For those of you who think I’m easily swayed—well, that’s true—but my point is that I celebrate the effect that Pope Francis’ visit is having on the country, particularly on Washington. That doesn’t mean that I support Catholicism—Pope Francis is wisely focused on the best his faith has to offer—it has other aspects whose details I take exception to. But leadership counts for almost as much as dogma—what Francis emphasizes will become the emphasis of his followers, regardless of the fine print. And that should be celebrated.
Here are some papal tiaras:
Great post that really resonated with me, a fellow lapsed Catholic, who gave it up in 1974. Then 15 years later with two daughters and 600 miles away from my Hoosier family (and 3000 from my then wife’s British parents), one day I was wondering how to provide them a moral framework when I wandered into a Unitarian Universalist Church in Rockville, Md. They had a Latin American speaker on US-armed death squads (think Iran Contra) and was so moved that I persuaded my wife to join. It was sufficiently humanist and very anti-dogmatic and the were proud of all of the famous universalists and Unitarians who fought for social justice, voting, scientific reason and civil rights. There were were given fellowship and the space to explore whatever spiritual path, or not, we wished. There I started learning tai chi, practiced meditation, and listened to stimulating sermons that actually made you think. As my kids got older and my marriage deteriorated I became less involved and moved away, becoming a lapsed Untarian. Buddhism always appealed to me as did Taoism so I drifter in that direction. You don’t necessarily have to believe in God to be spiritual. Then I met my wife, a secular daughter of a concentration camp survivor, who like me also wrote and practiced yoga and had spent years in therapy. On Tuesday I stood by Pennsylvania Avenue filming the pope’s motorcade go by and I felt like you–thrilled by his simplicity, warmth and Christlike love of the poor and suffering. If you didn’t listen to his speech to congress look up the text online. It is perfect and a beautiful example of all that is good in the Catholic Church. I tell you it’s enough to turn me into a lapsed Atheist. Best!

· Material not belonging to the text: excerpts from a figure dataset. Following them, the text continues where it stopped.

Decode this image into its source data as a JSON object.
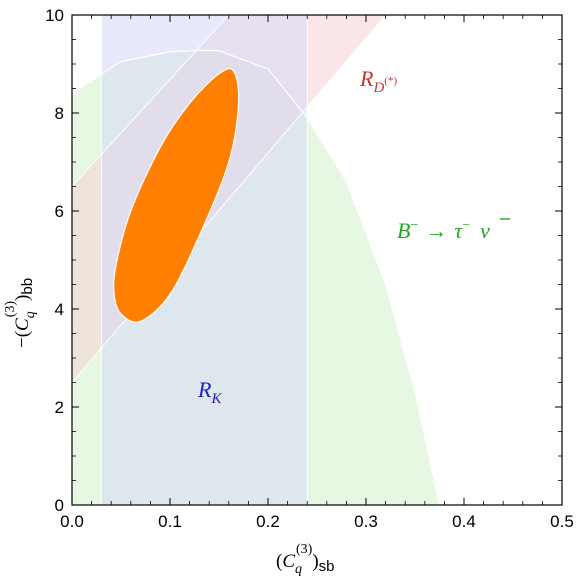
{
  "chart_data": {
    "type": "area",
    "title": "",
    "xlabel": {
      "prefix": "(",
      "c": "C",
      "sub": "q",
      "sup": "(3)",
      "suffix": ")",
      "flavor": "sb"
    },
    "ylabel": {
      "prefix": "−(",
      "c": "C",
      "sub": "q",
      "sup": "(3)",
      "suffix": ")",
      "flavor": "bb"
    },
    "xlim": [
      0,
      0.5
    ],
    "ylim": [
      0,
      10
    ],
    "xticks": [
      "0.0",
      "0.1",
      "0.2",
      "0.3",
      "0.4",
      "0.5"
    ],
    "yticks": [
      "0",
      "2",
      "4",
      "6",
      "8",
      "10"
    ],
    "grid": false,
    "regions": {
      "RK": {
        "label": "R",
        "label_sub": "K",
        "x_min": 0.03,
        "x_max": 0.24,
        "color": "#d6d8f7"
      },
      "RD": {
        "label": "R",
        "label_sub": "D",
        "label_sup": "(*)",
        "band_lower": {
          "x": [
            0.0,
            0.32
          ],
          "y": [
            2.5,
            10.0
          ]
        },
        "band_upper": {
          "x": [
            0.0,
            0.16
          ],
          "y": [
            6.5,
            10.0
          ]
        },
        "color": "#f7d6d6"
      },
      "Btaunu": {
        "label_lhs": "B",
        "label_lhs_sup": "−",
        "label_arrow": "→",
        "label_rhs1": "τ",
        "label_rhs1_sup": "−",
        "label_rhs2": "ν",
        "boundary": {
          "x": [
            0.0,
            0.05,
            0.1,
            0.13,
            0.15,
            0.2,
            0.24,
            0.28,
            0.32,
            0.35,
            0.375
          ],
          "y": [
            8.4,
            9.05,
            9.25,
            9.28,
            9.27,
            8.9,
            7.9,
            6.6,
            4.5,
            2.3,
            0.0
          ]
        },
        "color": "#e2f7dc"
      }
    },
    "ellipse": {
      "center": [
        0.11,
        6.7
      ],
      "points_x": [
        0.05,
        0.07,
        0.1,
        0.13,
        0.16,
        0.17,
        0.165,
        0.15,
        0.12,
        0.09,
        0.06,
        0.045,
        0.043
      ],
      "points_y": [
        3.9,
        3.75,
        4.3,
        5.5,
        7.0,
        8.2,
        8.85,
        8.8,
        8.2,
        7.3,
        6.0,
        4.9,
        4.3
      ],
      "color": "#ff7f00"
    }
  }
}
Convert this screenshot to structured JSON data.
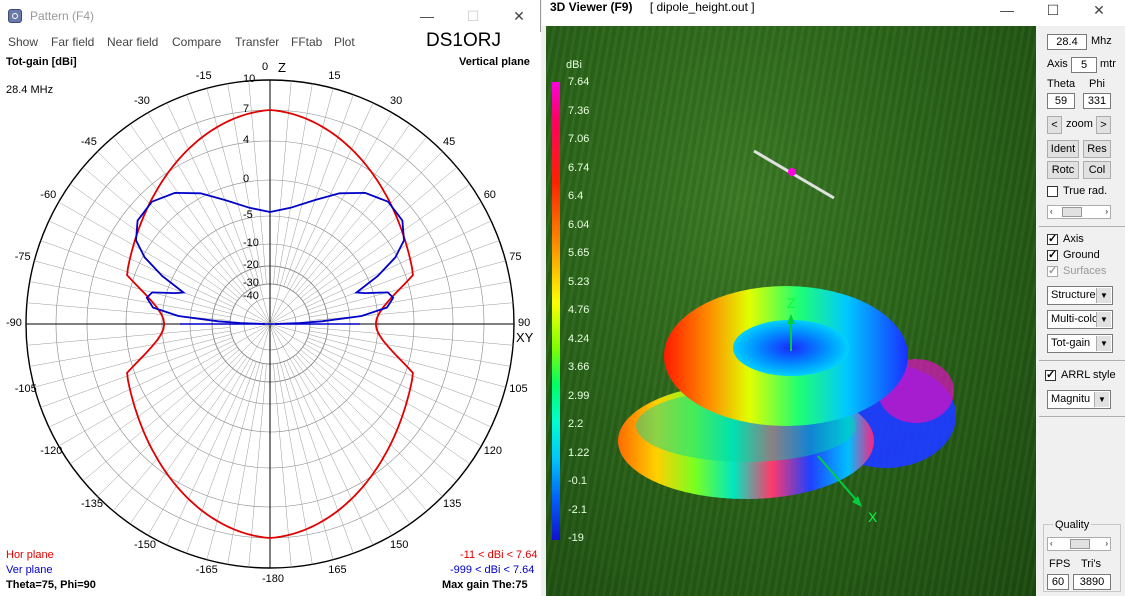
{
  "pattern": {
    "title": "Pattern  (F4)",
    "menu": [
      "Show",
      "Far field",
      "Near field",
      "Compare",
      "Transfer",
      "FFtab",
      "Plot"
    ],
    "callsign": "DS1ORJ",
    "gain_label": "Tot-gain [dBi]",
    "plane_label": "Vertical plane",
    "frequency": "28.4 MHz",
    "axis_z": "Z",
    "axis_xy": "XY",
    "angle_labels": [
      "0",
      "15",
      "30",
      "45",
      "60",
      "75",
      "90",
      "105",
      "120",
      "135",
      "150",
      "165",
      "-180",
      "-165",
      "-150",
      "-135",
      "-120",
      "-105",
      "-90",
      "-75",
      "-60",
      "-45",
      "-30",
      "-15"
    ],
    "ring_labels": [
      "10",
      "7",
      "4",
      "0",
      "-5",
      "-10",
      "-20",
      "-30",
      "-40"
    ],
    "legend": {
      "hor_label": "Hor plane",
      "hor_range": "-11 < dBi < 7.64",
      "ver_label": "Ver plane",
      "ver_range": "-999 < dBi < 7.64",
      "hor_color": "#e00000",
      "ver_color": "#0000c8"
    },
    "status_left": "Theta=75, Phi=90",
    "status_right": "Max gain The:75"
  },
  "viewer": {
    "title": "3D Viewer (F9)",
    "file": "[  dipole_height.out ]",
    "colorbar_unit": "dBi",
    "colorbar_values": [
      "7.64",
      "7.36",
      "7.06",
      "6.74",
      "6.4",
      "6.04",
      "5.65",
      "5.23",
      "4.76",
      "4.24",
      "3.66",
      "2.99",
      "2.2",
      "1.22",
      "-0.1",
      "-2.1",
      "-19"
    ],
    "axis_z": "Z",
    "axis_x": "X",
    "controls": {
      "freq_value": "28.4",
      "freq_unit": "Mhz",
      "axis_label": "Axis",
      "axis_value": "5",
      "axis_unit": "mtr",
      "theta_label": "Theta",
      "phi_label": "Phi",
      "theta_value": "59",
      "phi_value": "331",
      "zoom_label": "zoom",
      "zoom_left": "<",
      "zoom_right": ">",
      "ident": "Ident",
      "res": "Res",
      "rotc": "Rotc",
      "col": "Col",
      "true_rad": "True rad.",
      "axis_chk": "Axis",
      "ground_chk": "Ground",
      "surfaces_chk": "Surfaces",
      "structure_dd": "Structure",
      "multicolor_dd": "Multi-colo",
      "totgain_dd": "Tot-gain",
      "arrl_chk": "ARRL style",
      "magnitude_dd": "Magnitu",
      "quality_label": "Quality",
      "fps_label": "FPS",
      "tris_label": "Tri's",
      "fps_value": "60",
      "tris_value": "3890"
    }
  }
}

My wife of thirty-five years was also a childhood sweetheart—she wasn’t the girl right next door—there was walking involved—but still—and her family were Unitarians. I was mystified by the contrast between the Catholic masses I had so recently abjured and the cocktail parties that passed for Sunday Services at her Unitarian ministry. The inclusion aspect mystified me as well—to the Catholics, other faiths were opposite, not acceptable. I was only vaguely interested, since any theism was anathema to me—but it sent me in search of aspects of religion—I attended Quaker services a few times—very different from both Catholic and Unitarian—and I delved into eastern religions/philosophies as well—and developed a sense of the difference between personal spirituality and organized faith. It seems to me, now, that the faith is an accessory to the spirit—if you have a good heart, that will shine through any framework—as it has with Francis—and, conversely, a closed mind and closed heart will only bend a particular faith to its own ends.

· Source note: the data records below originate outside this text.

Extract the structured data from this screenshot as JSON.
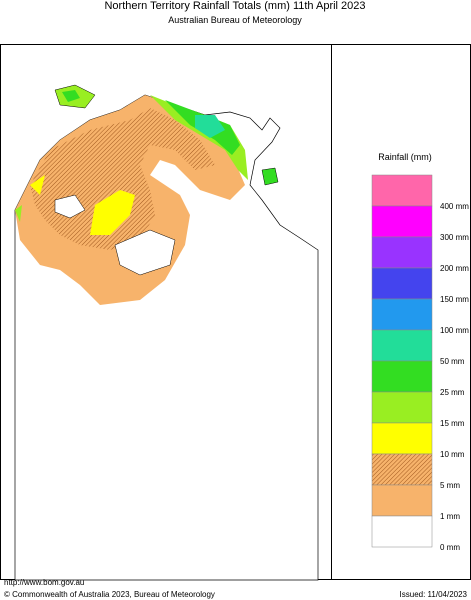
{
  "header": {
    "title": "Northern Territory Rainfall Totals (mm) 11th April 2023",
    "subtitle": "Australian Bureau of Meteorology"
  },
  "legend": {
    "title": "Rainfall (mm)",
    "swatches": [
      {
        "color": "#ff66aa"
      },
      {
        "color": "#ff00ff"
      },
      {
        "color": "#9933ff"
      },
      {
        "color": "#4444ee"
      },
      {
        "color": "#2299ee"
      },
      {
        "color": "#22dd99"
      },
      {
        "color": "#33dd22"
      },
      {
        "color": "#99ee22"
      },
      {
        "color": "#ffff00"
      },
      {
        "color": "#f7b36b",
        "pattern": "hatch"
      },
      {
        "color": "#f7b36b"
      },
      {
        "color": "#ffffff"
      }
    ],
    "labels": [
      "400 mm",
      "300 mm",
      "200 mm",
      "150 mm",
      "100 mm",
      "50 mm",
      "25 mm",
      "15 mm",
      "10 mm",
      "5 mm",
      "1 mm",
      "0 mm"
    ]
  },
  "footer": {
    "url": "http://www.bom.gov.au",
    "copyright": "© Commonwealth of Australia 2023, Bureau of Meteorology",
    "issued": "Issued: 11/04/2023"
  }
}
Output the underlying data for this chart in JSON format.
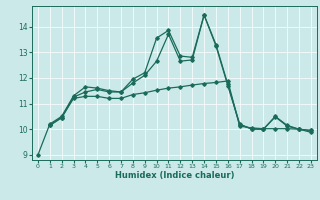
{
  "xlabel": "Humidex (Indice chaleur)",
  "bg_color": "#cce9e9",
  "line_color": "#1a6b5a",
  "xlim": [
    -0.5,
    23.5
  ],
  "ylim": [
    8.8,
    14.8
  ],
  "xticks": [
    0,
    1,
    2,
    3,
    4,
    5,
    6,
    7,
    8,
    9,
    10,
    11,
    12,
    13,
    14,
    15,
    16,
    17,
    18,
    19,
    20,
    21,
    22,
    23
  ],
  "yticks": [
    9,
    10,
    11,
    12,
    13,
    14
  ],
  "curve1_x": [
    0,
    1,
    2,
    3,
    4,
    5,
    6,
    7,
    8,
    9,
    10,
    11,
    12,
    13,
    14,
    15,
    16,
    17,
    18,
    19,
    20,
    21,
    22,
    23
  ],
  "curve1_y": [
    9.0,
    10.2,
    10.5,
    11.3,
    11.65,
    11.6,
    11.5,
    11.45,
    11.95,
    12.2,
    13.55,
    13.85,
    12.85,
    12.8,
    14.45,
    13.3,
    11.75,
    10.2,
    10.0,
    10.0,
    10.5,
    10.15,
    10.0,
    9.95
  ],
  "curve2_x": [
    1,
    2,
    3,
    4,
    5,
    6,
    7,
    8,
    9,
    10,
    11,
    12,
    13,
    14,
    15,
    16,
    17,
    18,
    19,
    20,
    21,
    22,
    23
  ],
  "curve2_y": [
    10.15,
    10.45,
    11.25,
    11.45,
    11.55,
    11.45,
    11.45,
    11.8,
    12.1,
    12.65,
    13.7,
    12.65,
    12.7,
    14.45,
    13.25,
    11.7,
    10.18,
    10.02,
    10.0,
    10.48,
    10.12,
    10.0,
    9.88
  ],
  "curve3_x": [
    1,
    2,
    3,
    4,
    5,
    6,
    7,
    8,
    9,
    10,
    11,
    12,
    13,
    14,
    15,
    16,
    17,
    18,
    19,
    20,
    21,
    22,
    23
  ],
  "curve3_y": [
    10.15,
    10.45,
    11.2,
    11.28,
    11.28,
    11.2,
    11.2,
    11.35,
    11.42,
    11.52,
    11.6,
    11.65,
    11.72,
    11.78,
    11.82,
    11.88,
    10.12,
    10.05,
    10.02,
    10.02,
    10.02,
    10.0,
    9.95
  ]
}
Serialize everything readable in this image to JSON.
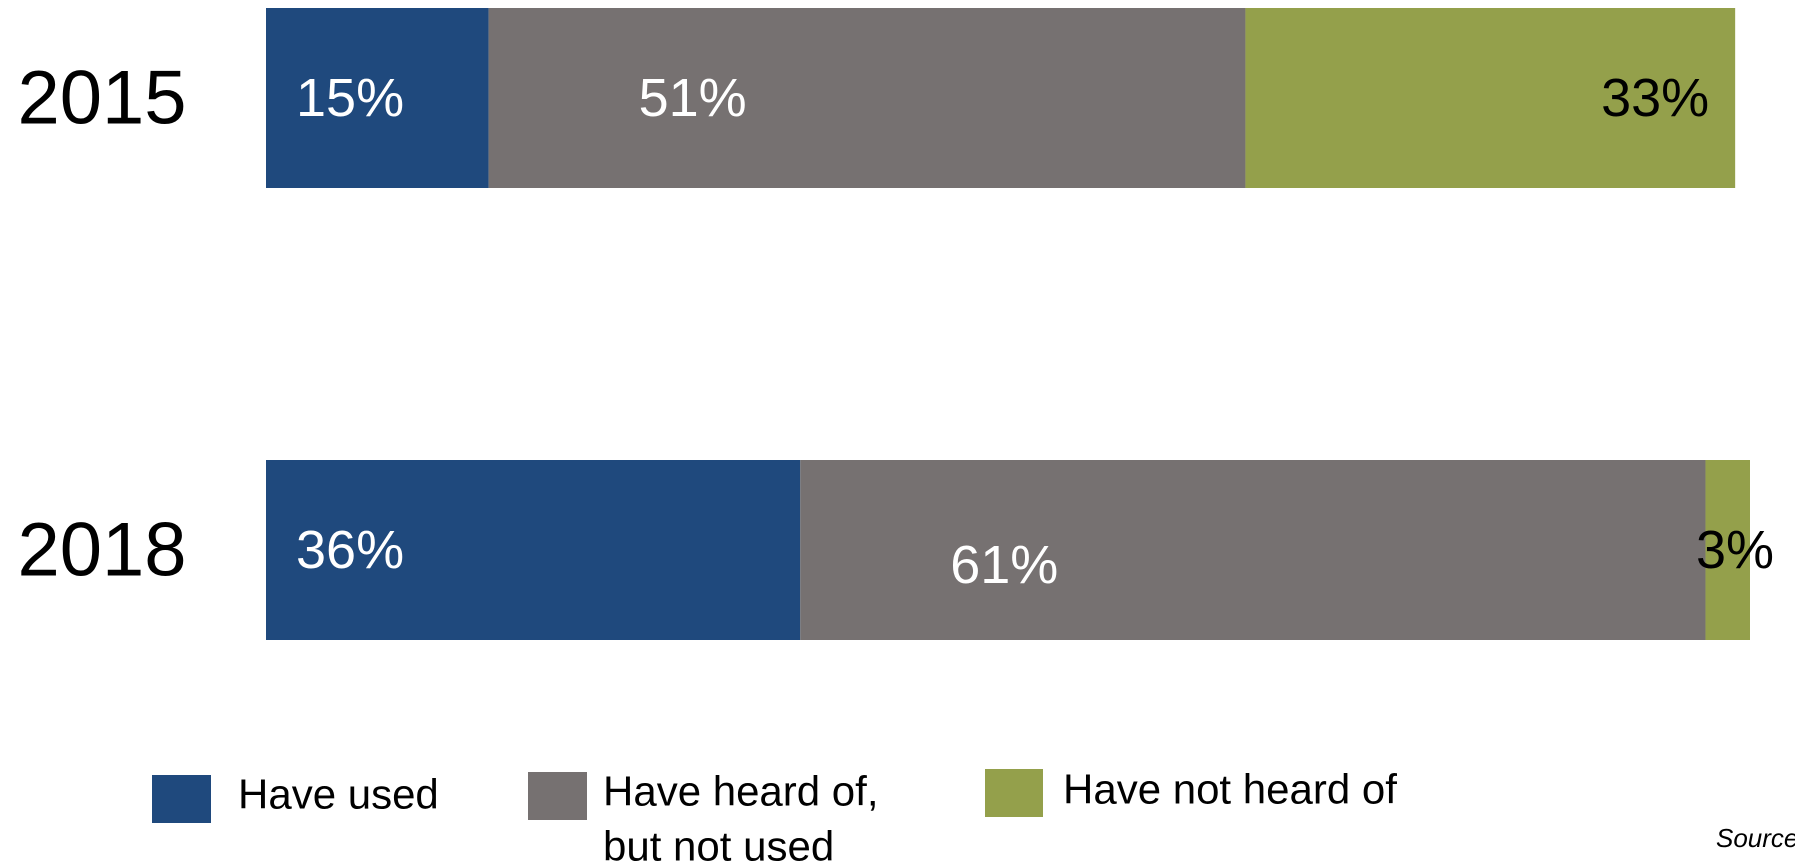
{
  "chart_data": {
    "type": "bar",
    "orientation": "horizontal",
    "stacked": true,
    "categories": [
      "2015",
      "2018"
    ],
    "series": [
      {
        "name": "Have used",
        "values": [
          15,
          36
        ],
        "labels": [
          "15%",
          "36%"
        ],
        "color": "#1F497D",
        "label_color": "#ffffff"
      },
      {
        "name": "Have heard of, but not used",
        "values": [
          51,
          61
        ],
        "labels": [
          "51%",
          "61%"
        ],
        "color": "#767171",
        "label_color": "#ffffff"
      },
      {
        "name": "Have not heard of",
        "values": [
          33,
          3
        ],
        "labels": [
          "33%",
          "3%"
        ],
        "color": "#94A04B",
        "label_color": "#000000"
      }
    ],
    "xlim": [
      0,
      100
    ],
    "grid": false,
    "legend": "bottom",
    "legend_lines": [
      [
        "Have used"
      ],
      [
        "Have heard of,",
        "but not used"
      ],
      [
        "Have not heard of"
      ]
    ],
    "source_text": "Source"
  }
}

Reason, too, has only so much connection to the spirit of a person—the small of mind and atrophied of heart can misuse reason just as religions can be turned extremist by certain leaders. In fact, I fear that Humanism, organized as a ‘movement’, simply complicates the issue—Francis injects humanism into Catholicism, extreme right-wingers sometimes eject humanism from reason. The difficulty lies in the lack of any clear definition of ‘humanity’—there are no rules to being a nice guy, it’s just a matter of spirit, of personality. Being good is a tricky business—overlays of dogma don’t work without a willingness to point them towards goodness.